To Mildred, who spent childhood summers on the island in the care of Puerto Rican relatives on both sides of her family, the drive to protect these disappearing places is personal.

“I remember stepping off the plane and seeing so much greenery,” she says. “It was almost like the Wizard of Oz-like going from the black and white of New York to full Technicolor. And I still get that sense of wonder-but it’s a sense of wonder mixed with a sense of loss.”

Preserving these Technicolor landscapes-like San Miguel Natural Reserve-has been at the heart of The Trust for Public Land’s work on the island since it began projects there six years ago. Mildred, then a project manager who’d transferred from the Los Angeles office, provided a local connection that helped bridge the gap between conservationists and communities.

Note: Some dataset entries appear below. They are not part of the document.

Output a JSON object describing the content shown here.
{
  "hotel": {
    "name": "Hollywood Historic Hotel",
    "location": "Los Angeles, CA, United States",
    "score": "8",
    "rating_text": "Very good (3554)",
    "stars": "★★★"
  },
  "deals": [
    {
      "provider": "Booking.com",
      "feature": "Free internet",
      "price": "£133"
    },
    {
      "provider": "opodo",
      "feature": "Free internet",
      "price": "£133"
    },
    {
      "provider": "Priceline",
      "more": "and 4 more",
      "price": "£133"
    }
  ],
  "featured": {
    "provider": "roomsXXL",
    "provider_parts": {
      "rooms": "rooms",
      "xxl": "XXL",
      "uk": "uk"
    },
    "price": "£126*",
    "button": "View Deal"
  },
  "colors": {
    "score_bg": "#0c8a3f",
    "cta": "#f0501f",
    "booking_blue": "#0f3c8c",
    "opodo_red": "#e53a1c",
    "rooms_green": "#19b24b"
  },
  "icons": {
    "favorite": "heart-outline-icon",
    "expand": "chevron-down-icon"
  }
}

“There can be a reluctance to work with large entities from the U.S, a sense of, Oh boy, here’s Big Brother coming to tell us how to be better. TPL’s experience has been different because of our partnerships-whether it’s with the government, property owners, or the local land trust,” Mildred explains. “Things as simple as being able to go to a meeting and speak Spanish help them know that the face behind the project is someone with a vested interest in Puerto Rico.”

In urban San Juan, TPL turns over a new leaf

With her office’s reputation as the island’s go-to conservation group now firmly established, Mildred is turning her attention to a new chapter in TPL’s work: conservation in the city of San Juan itself.

To tourists most familiar with the iconic historic district, San Juan may appear postcard-perfect. But like metropolitan areas across the U.S. mainland, the city struggles with a shortage of parks and green space-and associated health problems, like obesity. It’s a common challenge amplified by density: four million people live in Puerto Rico, and more than half call greater San Juan home.

Ambitious government officials have a vision of the city revitalized: expanded mass transit, more public beach access, and an interconnected system of parks and green space to span the whole city-not just tourist hotspots. 

“The city is looking for opportunities to restore and create a connected pedestrian environment from what are now very scattered urban open spaces,” Mildred says. “This is where TPL can provide a lot of expertise-whether it’s through a small pocket park, a community garden, or a Fitness Zone.”

The work’s in early stages, but Mildred-who’ll draw on a background in urban planning and redevelopment as she fleshes out new partnerships with the city-is confident in TPL’s direction.

“It’s the logical next step for us,” Mildred says. “There’s a lot left to be done as far as our natural lands program goes, but there’s a need for us to start helping here, too.”

An island identity

Though she sees parallels between her work in Puerto Rico and on the mainland-in south Florida and greater Los Angeles-Mildred has an intimate familiarity with what makes the island unique.

“What’s special about working in Puerto Rico is the sense of connection to the land, the desire to preserve the culture, the language, and all of the things that make Puerto Rico what it is,” she says. “There’s a desire to hold onto identity.”